PMLR。 Eric Jang、Shixiang Gu、Ben Poole。
Categorical reparameterization with Gumbel-Softmax.
In Proceedings of ICLR Conference Track, Toulon, France, 2017.
in proceedings of iclr conference track, france, toulon, 2017を参照。
Published online: https: //openreview.net/gro up?id=ICLR.cc/2017/confere nce.
https: //openreview.net/gro up?id=iclr.cc/2017/confere nce
 Chris J Maddison, Andriy Mnih, and Yee Whye Teh.
Chris J Maddison, Andriy Mnih, Yee Whye Teh。
The concrete distribution: A continuous
relaxation of discrete random variables.
arXiv preprint arXiv:1611.00712, 2016.
arXiv preprint arXiv:1611.00712, 2016
 Xavier Glorot, Antoine Bordes, and Yoshua Bengio.
30]Xavier Glorot,Antoine Bordes,Yoshua Bengio。
Deep sparse rectiﬁer neural networks.
In Proceedings of AISTATS, pages 315–323, Fort Lauderdale, FL, 2011.
院 AISTATS Proceedings of AISTATS, pages 315–323, Fort Lauderdale, FL, 2011
 Kaiming He, Xiangyu Zhang, Shaoqing Ren, and Jian Sun.
開明、Xiangyu Zhang、Shaoqing Ren、Jian Sun。
Deep residual learning for image recognition.
In 2016 IEEE Conference on Computer Vision and Pattern Recognition (CVPR), pages 770–778, 2016.
2016年のIEEE Conference on Computer Vision and Pattern Recognition (CVPR)では、770–778頁。
 Philip Bachman, Devon Hjelm, and William Buchwalter.
Philip Bachman氏、Devon Hjelm氏、William Buchwalter氏。
Learning representations by maximizing mutual information across views.
In Proceedings of NeurIPS, Vancouver, Canada, 2019.
In Proceedings of NeurIPS, Vancouver, Canada, 2019
Published online: https://papers.nips. cc/paper/2019.
公式サイト: https://papers.nips. cc/paper/2019
 Mang Ye, Xu Zhang, Pong Yuen, and Shih-Fu Chang.

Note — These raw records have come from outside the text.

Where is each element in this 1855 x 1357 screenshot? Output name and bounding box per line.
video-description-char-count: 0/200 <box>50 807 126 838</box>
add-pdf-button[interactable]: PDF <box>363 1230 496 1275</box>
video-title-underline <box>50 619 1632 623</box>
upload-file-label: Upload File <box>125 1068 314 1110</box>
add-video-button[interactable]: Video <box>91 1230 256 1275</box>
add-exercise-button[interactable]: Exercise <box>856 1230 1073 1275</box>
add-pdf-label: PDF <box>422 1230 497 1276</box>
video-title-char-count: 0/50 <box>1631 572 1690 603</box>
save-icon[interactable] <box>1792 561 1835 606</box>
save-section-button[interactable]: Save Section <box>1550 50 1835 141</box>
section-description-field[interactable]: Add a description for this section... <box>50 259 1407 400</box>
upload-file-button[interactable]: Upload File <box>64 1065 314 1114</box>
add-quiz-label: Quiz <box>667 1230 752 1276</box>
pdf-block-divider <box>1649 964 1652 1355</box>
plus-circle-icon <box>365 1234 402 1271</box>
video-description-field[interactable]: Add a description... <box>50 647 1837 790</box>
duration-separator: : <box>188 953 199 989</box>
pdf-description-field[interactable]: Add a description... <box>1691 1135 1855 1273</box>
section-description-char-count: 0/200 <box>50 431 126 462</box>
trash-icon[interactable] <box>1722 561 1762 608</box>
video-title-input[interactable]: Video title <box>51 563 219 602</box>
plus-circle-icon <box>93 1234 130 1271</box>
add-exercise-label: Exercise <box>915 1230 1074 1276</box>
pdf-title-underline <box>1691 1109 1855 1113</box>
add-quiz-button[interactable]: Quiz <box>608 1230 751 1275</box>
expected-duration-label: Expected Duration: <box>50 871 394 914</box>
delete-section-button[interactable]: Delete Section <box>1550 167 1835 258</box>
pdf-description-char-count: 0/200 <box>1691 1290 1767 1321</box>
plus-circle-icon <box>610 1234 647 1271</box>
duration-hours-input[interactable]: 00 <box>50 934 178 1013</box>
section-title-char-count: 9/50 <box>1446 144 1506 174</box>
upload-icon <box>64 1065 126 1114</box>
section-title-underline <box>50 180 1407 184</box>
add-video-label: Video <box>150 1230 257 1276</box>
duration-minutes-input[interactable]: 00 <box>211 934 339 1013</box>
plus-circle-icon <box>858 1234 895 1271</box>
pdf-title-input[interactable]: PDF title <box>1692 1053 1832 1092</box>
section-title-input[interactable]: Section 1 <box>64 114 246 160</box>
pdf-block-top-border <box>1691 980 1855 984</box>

mang Ye、Xu Zhang、Pong Yuen、Shih-Fu Chang。
Unsupervised embedding learning via invariant and spreading instance feature.
In Proceedings of CVPR, pages 6210–6219, Long Beach, CA, 2019.
CVPR Proceedings of CVPR, page 6210–6219, Long Beach, CA, 2019
 Paulius Micikevicius, Sharan Narang, Jonah Alben, Gregory F. Diamos, Erich Elsen, David García, Boris Ginsburg, Michael Houston, Oleksii Kuchaiev, Ganesh Venkatesh, and Hao Wu.

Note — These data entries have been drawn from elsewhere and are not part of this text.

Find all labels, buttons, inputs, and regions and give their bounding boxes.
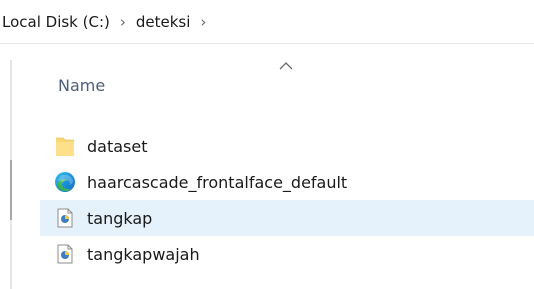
file-name: dataset bbox=[87, 136, 148, 156]
breadcrumb-item-local-disk[interactable]: Local Disk (C:) bbox=[2, 13, 110, 31]
file-name: tangkapwajah bbox=[87, 244, 200, 264]
edge-browser-icon bbox=[54, 171, 76, 193]
breadcrumb-chevron-icon[interactable]: › bbox=[110, 13, 136, 31]
file-name: haarcascade_frontalface_default bbox=[87, 172, 348, 192]
folder-icon bbox=[54, 135, 76, 157]
file-row-dataset[interactable]: dataset bbox=[40, 128, 534, 164]
file-row-tangkapwajah[interactable]: tangkapwajah bbox=[40, 236, 534, 272]
file-row-tangkap[interactable]: tangkap bbox=[40, 200, 534, 236]
file-row-haarcascade[interactable]: haarcascade_frontalface_default bbox=[40, 164, 534, 200]
sort-ascending-icon bbox=[279, 62, 293, 70]
breadcrumb: Local Disk (C:) › deteksi › bbox=[0, 0, 534, 44]
column-header-name[interactable]: Name bbox=[40, 58, 534, 114]
python-file-icon bbox=[54, 243, 76, 265]
file-explorer-window: Local Disk (C:) › deteksi › Name dataset bbox=[0, 0, 534, 289]
column-header-label: Name bbox=[58, 76, 106, 95]
file-list: dataset haarcascade_frontalface_default … bbox=[40, 128, 534, 272]
breadcrumb-chevron-icon[interactable]: › bbox=[190, 13, 216, 31]
python-file-icon bbox=[54, 207, 76, 229]
navigation-pane-scrollbar[interactable] bbox=[10, 160, 12, 220]
file-name: tangkap bbox=[87, 208, 153, 228]
breadcrumb-item-deteksi[interactable]: deteksi bbox=[136, 13, 191, 31]
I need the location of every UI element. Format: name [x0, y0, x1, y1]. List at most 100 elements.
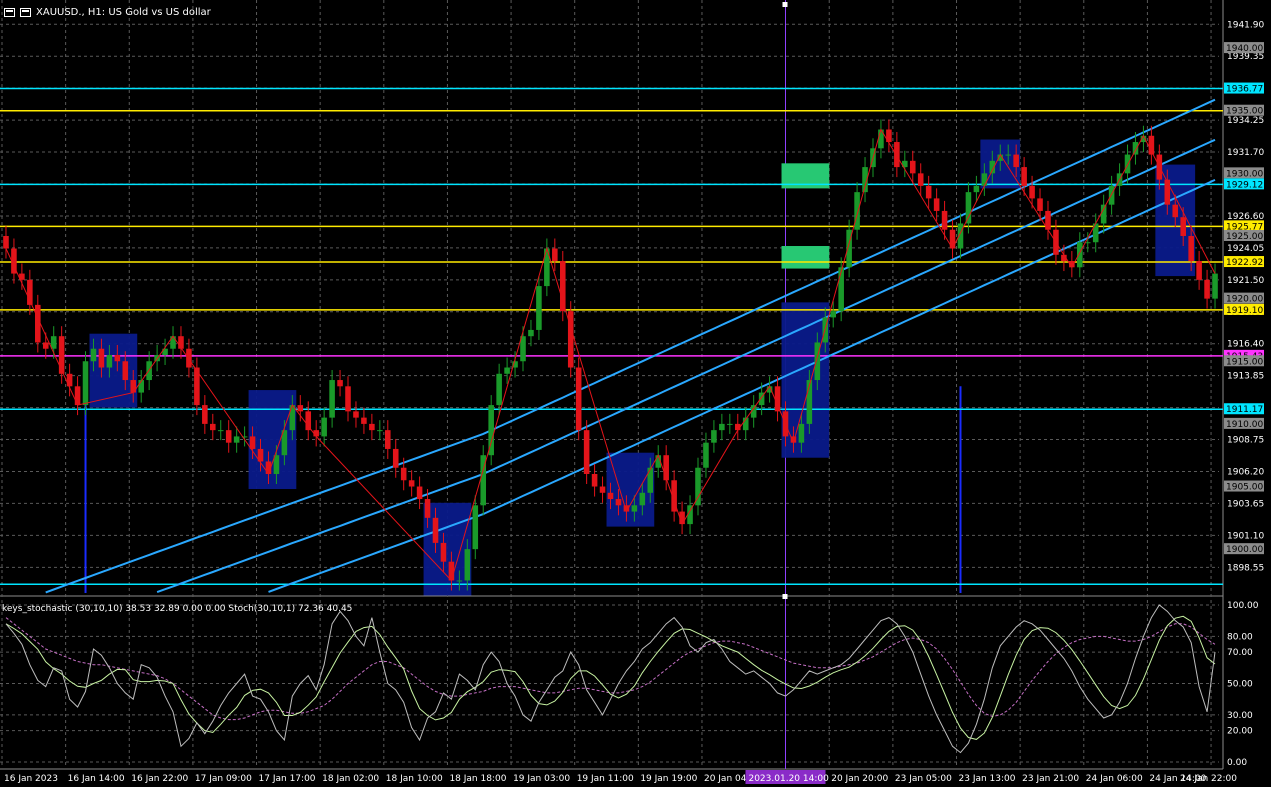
- candle-body: [639, 492, 646, 506]
- stoch-tick-label: 100.00: [1227, 601, 1259, 611]
- window-icon[interactable]: [4, 7, 15, 17]
- candle-body: [289, 405, 296, 431]
- chart-title-bar: XAUUSD., H1: US Gold vs US dollar: [4, 4, 211, 20]
- candle-body: [377, 430, 383, 432]
- price-level-tag-label: 1915.00: [1226, 357, 1263, 367]
- price-level-tag-label: 1925.00: [1226, 232, 1263, 242]
- candle-body: [925, 185, 932, 199]
- price-level-tag-label: 1940.00: [1226, 44, 1263, 54]
- candle-body: [1180, 217, 1186, 236]
- candle-body: [711, 430, 717, 443]
- candle-body: [1021, 167, 1027, 186]
- time-tick-label: 19 Jan 19:00: [640, 774, 697, 784]
- price-tick-label: 1931.70: [1227, 148, 1264, 158]
- candle-body: [814, 342, 821, 381]
- time-tick-label: 20 Jan 20:00: [831, 774, 888, 784]
- candle-body: [933, 198, 940, 211]
- candle-body: [663, 455, 669, 481]
- price-tick-label: 1941.90: [1227, 20, 1264, 30]
- candle-body: [82, 361, 89, 406]
- candle-body: [1100, 204, 1107, 224]
- stoch-tick-label: 50.00: [1227, 680, 1253, 690]
- candle-body: [854, 192, 860, 230]
- candle-body: [464, 549, 471, 581]
- candle-body: [830, 311, 837, 318]
- candle-body: [631, 505, 638, 512]
- zone-highlight-lower: [781, 246, 830, 269]
- time-tick-label: 23 Jan 13:00: [959, 774, 1016, 784]
- candle-body: [647, 467, 654, 493]
- candle-body: [42, 342, 49, 349]
- candle-body: [981, 173, 988, 186]
- price-level-tag-label: 1936.77: [1226, 85, 1263, 95]
- candle-body: [504, 367, 510, 374]
- candle-body: [392, 448, 399, 468]
- candle-body: [321, 417, 327, 437]
- price-tick-label: 1924.05: [1227, 244, 1264, 254]
- candle-body: [798, 423, 805, 443]
- candle-body: [941, 210, 948, 230]
- zone-box: [423, 502, 472, 596]
- candle-body: [909, 160, 916, 174]
- candle-body: [305, 411, 312, 431]
- candle-body: [965, 192, 972, 224]
- candle-body: [345, 386, 351, 412]
- price-level-tag-label: 1920.00: [1226, 295, 1263, 305]
- candle-body: [369, 423, 375, 431]
- candle-body: [719, 423, 725, 431]
- price-level-tag-label: 1919.10: [1226, 306, 1263, 316]
- stochastic-label: keys_stochastic (30,10,10) 38.53 32.89 0…: [2, 604, 352, 614]
- candle-body: [552, 248, 558, 262]
- candle-body: [35, 304, 41, 343]
- chart-canvas[interactable]: keys_stochastic (30,10,10) 38.53 32.89 0…: [0, 0, 1271, 787]
- candle-body: [774, 386, 781, 412]
- candle-body: [1172, 204, 1179, 218]
- candle-body: [1005, 154, 1011, 156]
- time-tick-label: 23 Jan 05:00: [895, 774, 952, 784]
- candle-body: [361, 417, 367, 424]
- candle-body: [448, 561, 455, 581]
- candle-body: [1013, 154, 1019, 168]
- price-tick-label: 1913.85: [1227, 372, 1264, 382]
- time-cursor-label: 2023.01.20 14:00: [748, 774, 829, 784]
- candle-body: [917, 173, 924, 186]
- time-tick-label: 16 Jan 22:00: [131, 774, 188, 784]
- candle-body: [329, 380, 335, 418]
- chart-title: XAUUSD., H1: US Gold vs US dollar: [36, 6, 211, 18]
- candle-body: [353, 411, 359, 418]
- candle-body: [1196, 261, 1202, 280]
- price-tick-label: 1934.25: [1227, 116, 1264, 126]
- candle-body: [50, 336, 57, 349]
- candle-body: [225, 430, 232, 443]
- candle-body: [1164, 179, 1171, 205]
- candle-body: [1212, 273, 1218, 299]
- candle-body: [727, 423, 733, 425]
- candle-body: [384, 430, 391, 449]
- candle-body: [337, 380, 343, 387]
- candle-body: [400, 467, 407, 481]
- window-icon[interactable]: [20, 7, 31, 17]
- candle-body: [1077, 242, 1083, 268]
- candle-body: [496, 373, 502, 406]
- time-tick-label: 16 Jan 2023: [4, 774, 58, 784]
- time-tick-label: 24 Jan 06:00: [1086, 774, 1143, 784]
- candle-body: [591, 473, 598, 487]
- price-level-tag-label: 1930.00: [1226, 169, 1263, 179]
- candle-body: [1037, 198, 1043, 211]
- candle-body: [90, 348, 97, 362]
- zone-box: [248, 390, 297, 490]
- time-cursor-handle: [782, 2, 788, 7]
- price-tick-label: 1921.50: [1227, 276, 1264, 286]
- candle-body: [599, 486, 606, 493]
- zone-box: [606, 452, 655, 527]
- candle-body: [186, 348, 192, 368]
- candle-body: [703, 442, 709, 468]
- candle-body: [114, 354, 121, 362]
- candle-body: [249, 436, 256, 449]
- time-tick-label: 17 Jan 09:00: [195, 774, 252, 784]
- time-tick-label: 18 Jan 18:00: [449, 774, 506, 784]
- stoch-tick-label: 70.00: [1227, 648, 1253, 658]
- candle-body: [894, 142, 900, 168]
- price-level-tag-label: 1922.92: [1226, 258, 1263, 268]
- candle-body: [424, 499, 431, 518]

Paulius Micikevicius, Sharan Narang, Jonah Alben, Gregory F. Diamos, Erich Elsen, David García, Boris Ginsburg, Michael Houston, Oleksii Kuchaiev, Ganesh Venkatesh, Hao Wu
The downstream object classiﬁcation experiments take up to about 16 hours on 8 GPUs.

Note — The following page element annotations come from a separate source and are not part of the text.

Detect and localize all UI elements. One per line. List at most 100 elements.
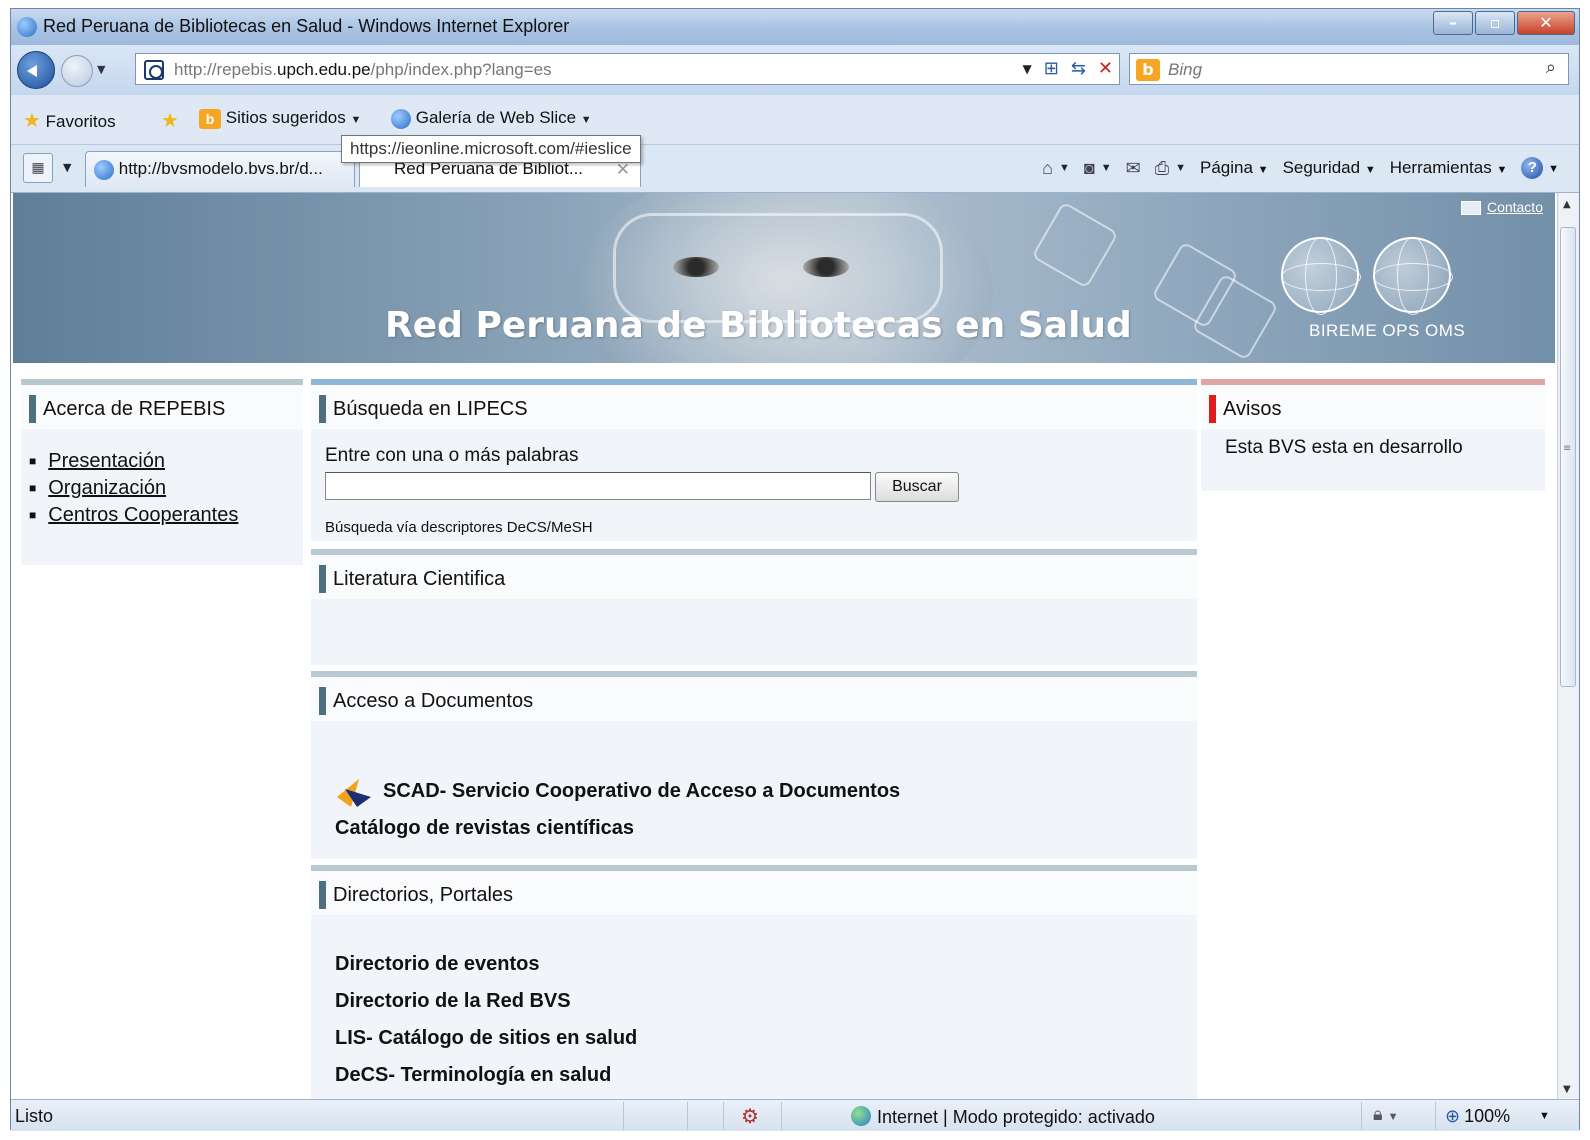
chevron-down-icon[interactable]: ▼ xyxy=(1175,162,1186,174)
forward-button[interactable] xyxy=(61,55,93,87)
organizations-label: BIREME OPS OMS xyxy=(1309,321,1466,340)
print-icon[interactable]: ⎙ xyxy=(1155,158,1169,179)
heading-bar xyxy=(29,395,36,423)
stop-icon[interactable]: ✕ xyxy=(1098,58,1113,79)
directories-heading: Directorios, Portales xyxy=(333,884,514,906)
close-button[interactable]: ✕ xyxy=(1517,11,1575,35)
decs-terminology-link[interactable]: DeCS- Terminología en salud xyxy=(335,1064,611,1087)
presentation-link[interactable]: Presentación xyxy=(48,450,165,472)
chevron-down-icon[interactable]: ▼ xyxy=(1101,162,1112,174)
address-dropdown-icon[interactable]: ▼ xyxy=(1022,58,1031,79)
heading-bar xyxy=(319,565,326,593)
url-host: upch.edu.pe xyxy=(277,60,371,79)
about-heading: Acerca de REPEBIS xyxy=(43,398,226,420)
site-favicon-icon xyxy=(144,60,164,80)
suggested-sites-label: Sitios sugeridos xyxy=(225,108,346,127)
search-box[interactable]: b Bing ⌕ xyxy=(1129,53,1569,85)
ie-page-icon xyxy=(94,159,114,180)
bvs-network-directory-link[interactable]: Directorio de la Red BVS xyxy=(335,990,571,1013)
site-title: Red Peruana de Bibliotecas en Salud xyxy=(385,305,1132,346)
protected-mode-icon[interactable]: 🔒︎ ▼ xyxy=(1373,1104,1398,1125)
decs-search-link[interactable]: Búsqueda vía descriptores DeCS/MeSH xyxy=(325,519,593,536)
window-title: Red Peruana de Bibliotecas en Salud - Wi… xyxy=(43,16,570,36)
journal-catalog-link[interactable]: Catálogo de revistas científicas xyxy=(335,817,634,840)
security-zone[interactable]: Internet | Modo protegido: activado xyxy=(851,1106,1155,1128)
events-directory-link[interactable]: Directorio de eventos xyxy=(335,953,540,976)
status-bar: Listo ⚙ Internet | Modo protegido: activ… xyxy=(11,1099,1579,1131)
panel-header: Acceso a Documentos xyxy=(311,677,1197,721)
search-button[interactable]: Buscar xyxy=(875,472,959,502)
favorites-label: Favoritos xyxy=(45,112,116,131)
notices-panel: Avisos Esta BVS esta en desarrollo xyxy=(1201,379,1545,491)
help-icon: ? xyxy=(1521,157,1544,179)
bing-logo-icon: b xyxy=(1136,59,1160,81)
suggested-sites-button[interactable]: b Sitios sugeridos ▼ xyxy=(199,108,361,129)
search-icon[interactable]: ⌕ xyxy=(1546,57,1556,78)
scroll-up-icon[interactable]: ▲ xyxy=(1563,199,1571,210)
quick-tabs-icon[interactable]: ▦ xyxy=(23,153,53,183)
maximize-button[interactable]: ▫ xyxy=(1475,11,1515,35)
privacy-icon[interactable]: ⚙ xyxy=(741,1104,759,1129)
add-star-icon: ★ xyxy=(161,110,179,132)
web-slice-gallery-button[interactable]: Galería de Web Slice ▼ xyxy=(391,108,592,129)
divider xyxy=(687,1102,688,1130)
tab-bar: ▦ ▼ http://bvsmodelo.bvs.br/d... Red Per… xyxy=(11,145,1579,193)
address-url[interactable]: http://repebis.upch.edu.pe/php/index.php… xyxy=(174,60,552,80)
scad-link[interactable]: SCAD- Servicio Cooperativo de Acceso a D… xyxy=(383,780,900,803)
molecule-decoration xyxy=(1031,201,1119,289)
navigation-bar: ▼ http://repebis.upch.edu.pe/php/index.p… xyxy=(11,45,1579,95)
organization-link[interactable]: Organización xyxy=(48,477,166,499)
home-icon[interactable]: ⌂ xyxy=(1042,158,1053,179)
window-controls: – ▫ ✕ xyxy=(1431,11,1575,35)
address-bar[interactable]: http://repebis.upch.edu.pe/php/index.php… xyxy=(135,53,1120,85)
star-icon: ★ xyxy=(23,110,41,132)
tab-label: http://bvsmodelo.bvs.br/d... xyxy=(118,159,323,178)
chevron-down-icon[interactable]: ▼ xyxy=(1059,162,1070,174)
chevron-down-icon: ▼ xyxy=(1548,163,1559,175)
title-bar: Red Peruana de Bibliotecas en Salud - Wi… xyxy=(11,9,1579,45)
lis-catalog-link[interactable]: LIS- Catálogo de sitios en salud xyxy=(335,1027,637,1050)
minimize-button[interactable]: – xyxy=(1433,11,1473,35)
recent-pages-dropdown-icon[interactable]: ▼ xyxy=(97,63,105,76)
tools-menu[interactable]: Herramientas ▼ xyxy=(1390,158,1508,178)
chevron-down-icon: ▼ xyxy=(350,114,362,126)
contact-label: Contacto xyxy=(1486,199,1543,215)
address-tools: ▼ ⊞ ⇆ ✕ xyxy=(1022,58,1113,79)
literature-panel: Literatura Cientifica xyxy=(311,549,1197,665)
add-favorite-icon[interactable]: ★ xyxy=(161,108,179,133)
chevron-down-icon: ▼ xyxy=(1364,164,1376,176)
zoom-icon: ⊕ xyxy=(1445,1106,1461,1126)
scroll-down-icon[interactable]: ▼ xyxy=(1563,1084,1571,1095)
zone-label: Internet | Modo protegido: activado xyxy=(877,1107,1155,1127)
zoom-control[interactable]: ⊕ 100% xyxy=(1445,1106,1510,1127)
heading-bar xyxy=(319,687,326,715)
compatibility-view-icon[interactable]: ⊞ xyxy=(1044,58,1059,79)
tab-list-dropdown-icon[interactable]: ▼ xyxy=(63,161,71,174)
lipecs-search-input[interactable] xyxy=(325,472,871,500)
safety-menu[interactable]: Seguridad ▼ xyxy=(1283,158,1376,178)
divider xyxy=(1361,1102,1362,1130)
ie-page-icon xyxy=(391,108,411,129)
vertical-scrollbar[interactable]: ▲ ≡ ▼ xyxy=(1557,193,1579,1099)
scroll-grip-icon: ≡ xyxy=(1563,443,1572,454)
page-viewport: Red Peruana de Bibliotecas en Salud Cont… xyxy=(11,193,1557,1099)
directories-panel: Directorios, Portales Directorio de even… xyxy=(311,865,1197,1099)
panel-header: Directorios, Portales xyxy=(311,871,1197,915)
page-menu-label: Página xyxy=(1200,158,1253,177)
favorites-button[interactable]: ★ Favoritos xyxy=(23,108,116,133)
refresh-icon[interactable]: ⇆ xyxy=(1071,58,1086,79)
help-menu[interactable]: ? ▼ xyxy=(1521,157,1559,179)
feeds-icon[interactable]: ◙ xyxy=(1084,158,1095,179)
contact-link[interactable]: Contacto xyxy=(1460,199,1543,216)
back-button[interactable] xyxy=(17,51,55,89)
about-panel: Acerca de REPEBIS Presentación Organizac… xyxy=(21,379,303,565)
close-tab-icon[interactable]: ✕ xyxy=(616,160,630,180)
scroll-thumb[interactable] xyxy=(1560,227,1576,687)
cooperating-centers-link[interactable]: Centros Cooperantes xyxy=(48,504,238,526)
tab-bvsmodelo[interactable]: http://bvsmodelo.bvs.br/d... xyxy=(85,151,355,187)
bireme-globe-icon xyxy=(1281,237,1361,315)
mail-icon[interactable]: ✉ xyxy=(1126,158,1141,179)
zoom-dropdown-icon[interactable]: ▼ xyxy=(1539,1110,1550,1122)
page-menu[interactable]: Página ▼ xyxy=(1200,158,1269,178)
list-item: Centros Cooperantes xyxy=(29,503,238,530)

A.2 Impact of random seeds on +augmentation -shared model performance
A.2 ランダム種子が+augmentation-shared model performanceに及ぼす影響
To gauge the robustness of our results to model initialization variance, we repeated all experiments after training our most representative model (+augmentation -shared) with 5 different random seeds (including the randomly picked seed consistently used for the results reported in the main text).